Elucidating the flow-microstructure coupling in the entangled polymer melts. Part I: Single chain dynamics in shear flow

Tube-based theories have accurately predicted the rheological properties of entangled, linear, monodisperse polymer melts for slow flows since reptation is the dominant chain relaxation mechanism in this flow regime. However, at higher strain rates, the continuum level theories fail to describe the nonlinear properties precisely since all the relevant physical processes have not been incorporated self-consistently into the constitutive equation expression. Therefore, we have utilized dissipative particle dynamics (DPD) simulations to examine the flow microstructure coupling of moderately entangled polymer melts (13 ≤ 〈Z_k〉 ≤ 27, 〈Z_k〉: average entanglement density at equilibrium) undergoing simple shear flow. In so doing, not only do we gauge the fidelity of DPD simulations of flow of entangled polymeric fluids via a direct comparison with nonequilibrium molecular dynamics results, but also, we elucidate the intricate relationship between single chain dynamics and relaxation mechanisms in moderately entangled polymeric melts.
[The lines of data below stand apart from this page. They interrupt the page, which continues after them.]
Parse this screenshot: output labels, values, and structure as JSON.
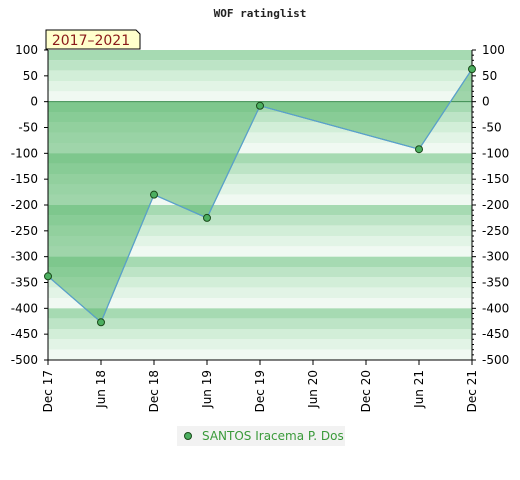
{
  "chart_data": {
    "type": "area",
    "title": "WOF ratinglist",
    "badge": "2017–2021",
    "xlabel": "",
    "ylabel": "",
    "ylim": [
      -500,
      100
    ],
    "yticks": [
      100,
      50,
      0,
      -50,
      -100,
      -150,
      -200,
      -250,
      -300,
      -350,
      -400,
      -450,
      -500
    ],
    "xticks": [
      "Dec 17",
      "Jun 18",
      "Dec 18",
      "Jun 19",
      "Dec 19",
      "Jun 20",
      "Dec 20",
      "Jun 21",
      "Dec 21"
    ],
    "grid": true,
    "legend_position": "bottom-center",
    "series": [
      {
        "name": "SANTOS Iracema P. Dos",
        "points": [
          {
            "x": "Dec 17",
            "y": -338
          },
          {
            "x": "Jun 18",
            "y": -427
          },
          {
            "x": "Dec 18",
            "y": -180
          },
          {
            "x": "Jun 19",
            "y": -225
          },
          {
            "x": "Dec 19",
            "y": -8
          },
          {
            "x": "Jun 21",
            "y": -92
          },
          {
            "x": "Dec 21",
            "y": 63
          }
        ]
      }
    ],
    "colors": {
      "line": "#5aa0d0",
      "fill": "#5cb870",
      "marker": "#4caf60",
      "band_dark": "#a8dcb4",
      "band_light": "#eef8f0"
    }
  }
}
Specifically, it is shown that at small shear rates, $γ̇$ ≤ $τd−1$⁠, chains reptate and flow align and as shear rate increases, at $τd−1$ ≤ $γ̇$ ≤ $τR−1$⁠, significant chain orientation and onset of chain extension lead to flow-induced chain disentanglement and a commensurate dilation of the “tubes” allowing chain rotation/retraction to occur. Ultimately, at very high shear rates, $τR−1$ ≤ $γ̇$⁠, the chains become significantly aligned with the flow leading to destruction of the entanglement network where the chain motion resembles that of dilute/semi-dilute polymer solutions under theta condition.